接吻
「なぁ、youちゃん」
「ん〜?」
ka‐yuは、ソファに座って一生懸命にギターの練習をしているyouの横に腰掛けた。
youはギターを弾いていた手を止め、ka‐yuの方に身体を向ける。
「何??」
手に持っていたギターを、ソファの端に立て掛ける。
「youちゃん、キスってどんなんか知ってるか〜?」
いつもの冗談っぽい口調で、ka‐yuが言った。
「うん?何で?」
小首を傾げて、youが不思議そうに聞く。
ka‐yuが何を言いたいのか、サッパリわからなかった。
「ホンマに?」
疑わしそうに聞いてくるka‐yu。
微かに口元が緩んでいる・・・何を企んでいるのだろうか・・・
「えっ?何でそんな事聞くん?」
「いや、別に。
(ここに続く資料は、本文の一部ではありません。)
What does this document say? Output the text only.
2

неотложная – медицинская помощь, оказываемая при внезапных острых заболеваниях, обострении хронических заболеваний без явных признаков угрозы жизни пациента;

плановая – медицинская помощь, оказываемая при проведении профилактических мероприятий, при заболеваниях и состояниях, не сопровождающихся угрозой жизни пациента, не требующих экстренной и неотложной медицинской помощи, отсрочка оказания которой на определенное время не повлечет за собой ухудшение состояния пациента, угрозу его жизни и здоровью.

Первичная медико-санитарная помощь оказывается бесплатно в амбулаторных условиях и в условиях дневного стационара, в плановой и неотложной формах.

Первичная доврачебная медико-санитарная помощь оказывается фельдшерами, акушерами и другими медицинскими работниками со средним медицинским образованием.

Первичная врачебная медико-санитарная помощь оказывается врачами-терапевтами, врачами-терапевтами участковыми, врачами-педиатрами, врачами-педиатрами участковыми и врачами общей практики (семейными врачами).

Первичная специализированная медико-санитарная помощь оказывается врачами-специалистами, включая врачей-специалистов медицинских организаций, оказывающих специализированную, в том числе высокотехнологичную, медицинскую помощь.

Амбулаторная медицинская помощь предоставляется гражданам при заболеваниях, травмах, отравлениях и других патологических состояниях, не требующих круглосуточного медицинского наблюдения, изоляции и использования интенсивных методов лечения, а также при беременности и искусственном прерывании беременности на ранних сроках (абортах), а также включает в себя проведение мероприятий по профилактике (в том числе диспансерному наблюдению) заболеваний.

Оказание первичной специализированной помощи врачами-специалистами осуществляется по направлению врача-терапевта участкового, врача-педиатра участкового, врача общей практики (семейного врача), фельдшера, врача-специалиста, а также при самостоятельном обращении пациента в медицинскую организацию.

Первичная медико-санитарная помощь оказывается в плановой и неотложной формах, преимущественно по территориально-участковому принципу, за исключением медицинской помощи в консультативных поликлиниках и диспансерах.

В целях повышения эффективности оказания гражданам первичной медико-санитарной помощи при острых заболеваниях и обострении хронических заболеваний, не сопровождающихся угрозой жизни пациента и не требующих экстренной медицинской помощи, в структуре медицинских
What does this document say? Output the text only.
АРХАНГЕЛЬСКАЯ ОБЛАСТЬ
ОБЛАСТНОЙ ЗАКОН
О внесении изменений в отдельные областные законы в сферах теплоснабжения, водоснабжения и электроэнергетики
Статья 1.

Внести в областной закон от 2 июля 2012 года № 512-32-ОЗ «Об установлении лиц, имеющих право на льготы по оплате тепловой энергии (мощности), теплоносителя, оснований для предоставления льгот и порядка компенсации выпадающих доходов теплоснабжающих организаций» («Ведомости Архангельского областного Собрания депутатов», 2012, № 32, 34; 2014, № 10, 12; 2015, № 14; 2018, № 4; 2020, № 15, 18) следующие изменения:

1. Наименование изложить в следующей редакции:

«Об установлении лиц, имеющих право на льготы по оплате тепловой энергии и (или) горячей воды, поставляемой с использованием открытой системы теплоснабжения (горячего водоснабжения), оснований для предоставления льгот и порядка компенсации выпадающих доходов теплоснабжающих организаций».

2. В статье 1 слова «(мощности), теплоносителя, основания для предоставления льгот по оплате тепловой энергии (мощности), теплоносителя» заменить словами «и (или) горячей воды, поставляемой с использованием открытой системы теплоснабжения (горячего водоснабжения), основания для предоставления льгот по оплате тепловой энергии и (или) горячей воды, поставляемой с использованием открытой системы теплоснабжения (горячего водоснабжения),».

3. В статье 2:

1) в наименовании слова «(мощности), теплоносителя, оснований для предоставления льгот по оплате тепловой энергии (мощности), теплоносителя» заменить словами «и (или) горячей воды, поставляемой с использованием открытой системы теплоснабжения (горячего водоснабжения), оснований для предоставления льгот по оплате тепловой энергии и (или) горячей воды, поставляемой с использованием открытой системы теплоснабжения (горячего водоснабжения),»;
知ってるかなぁ〜と・・・」
テーブルの上にある、youの飲みかけのジュースに手を伸ばすka‐yu。
その様子を伺うyou。
ふっとka‐yuが口を開いた。
「キスしてや?」
真剣な顔でじっとyouを見続けるka‐yu。
youは顔を真っ赤にして、ソッポを向いた。
「なぁ・・・youちゃん・・・」
肩を掴まれ、無理矢理ka‐yuの方に向けられる。
「もうっ!仕方ないなぁ・・・」
熱っぽいka‐yuの視線に観念したのか、youは覚悟を決めた。
ka‐yuは嬉しそうに微笑むと、ゆっくり目を閉じた。
そして、youもそっと目を閉じ、自分の唇をka‐yuの唇に重ねた。
ほんの数秒間、動くことなく、唇を重ね合わせる。
ゆっくりと目を開けながら、唇を離していく。
youの体温が感じれなくなると、ka‐yuは目を開けた。
「違うなぁ・・・」
不満そうにka‐yuが言う。
「何が違うねんっ!今ので十分・・・んっ・・・・」
言葉を遮るように、ka‐yuはyouの唇を塞いだ。
「キスってな、唇を触れさせて・・・吸い付くコトなんやで?」
そう言うと、ka‐yuはyouの下唇を軽く吸う。
「ん・・・」
何の抵抗も出来ず、youは身体をka‐yuに委ねる。
何度も何度も愛情を確かめるように、ka‐yuはyouにキスをし続けた。
「youちゃんは、キスだけやったら足らんやろ?」
「あっ!?かぁゆっ・・・」
youの身体はゆっくりとソファに沈んでいった。
Fin...
*****作者のコメント*****
辞書見てて思い付いた、ka‐yu×youです。